Mientras
notaba el frescor húmedo de la noche pegarse en su cara, pensaba que porqué
estaba haciendo lo que hacía. Porque salía de la comodidad de su diminuto
estudio para ir a ver a un chico con la susceptibilidad de una mujer premenstrual.
Quería
dejarlo. Se sentía encadenada. Y una de sus cadenas era él. Sentía la
asfixia de su amor. Odiaba tenerlo pegado a su espalda cuando salían de fiesta
o que le pidiera besos como un perro cuando mea para marcar territorio.
Ella
aunque había estado con él 8 años, en su interior nunca había terminado de
formalizar su relación. Cuando le preguntaban por su cuñada o suegros tenía que
pensar 2 veces antes de contestar, consideraba que estaba con él, pero nunca
consideró a su familia, por mucho que hubiera ido a su casa.
Pero
cuando Fabiana percibía que él estaba triste o cuando veía un verdadero
problema de ego, autoestima camuflada en soberbia, sentía cierta tristeza. Él centraba
su bienestar y futuro absoluto con ella, lo que a ella le producía una
sensación de ahogamiento.
Fabiana
lo deseaba, se sentía afortunada cuando veía los ojos deseosos de mujeres
frustradas con sus parejas o deseosas de un buen polvo.
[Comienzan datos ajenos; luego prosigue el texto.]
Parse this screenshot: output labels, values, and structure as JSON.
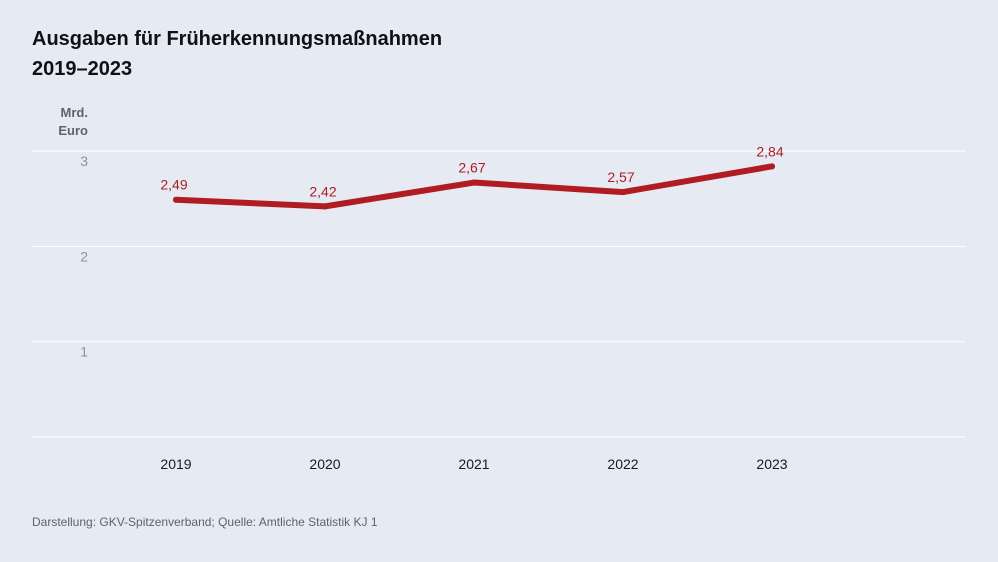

Si es que él tenía
buena porte, como su abuelo.
Era un
chico de casi metro 95 de estatura al que apodaban “el Irlandés”, ya que reunía
las características propias de ello: de proporciones gruesas, que no por ello
grueso, de musculatura fuerte y atlético, y aunque se podía adivinar que
resultaba del esfuerzo físico realizado en el trabajo, no tenía nada que
envidiar a los que se podían permitir ir a un gimnasio.
Era un
chico de ojos verdes, un tanto saltones. A Fabiana le recordaban a los de los
reptiles, con capacidad de moverlos de manera independiente. El pelo lo tenía
castaño claro y rizado, solía recoger sus perfectos bucles en una goma, lo que
le daba un aire un tanto sofisticado, sin tener en cuenta los tatuajes que
adornaban sus brazos y piernas.
Tenía
un cuello robusto, lo que le daba una impresión muy varonil. Su cara estaba
poblada de una ligera barba que le aportaba, junto con la melena rizada, un
aire muy nórdico e interesante, que a ella le gustaba mucho.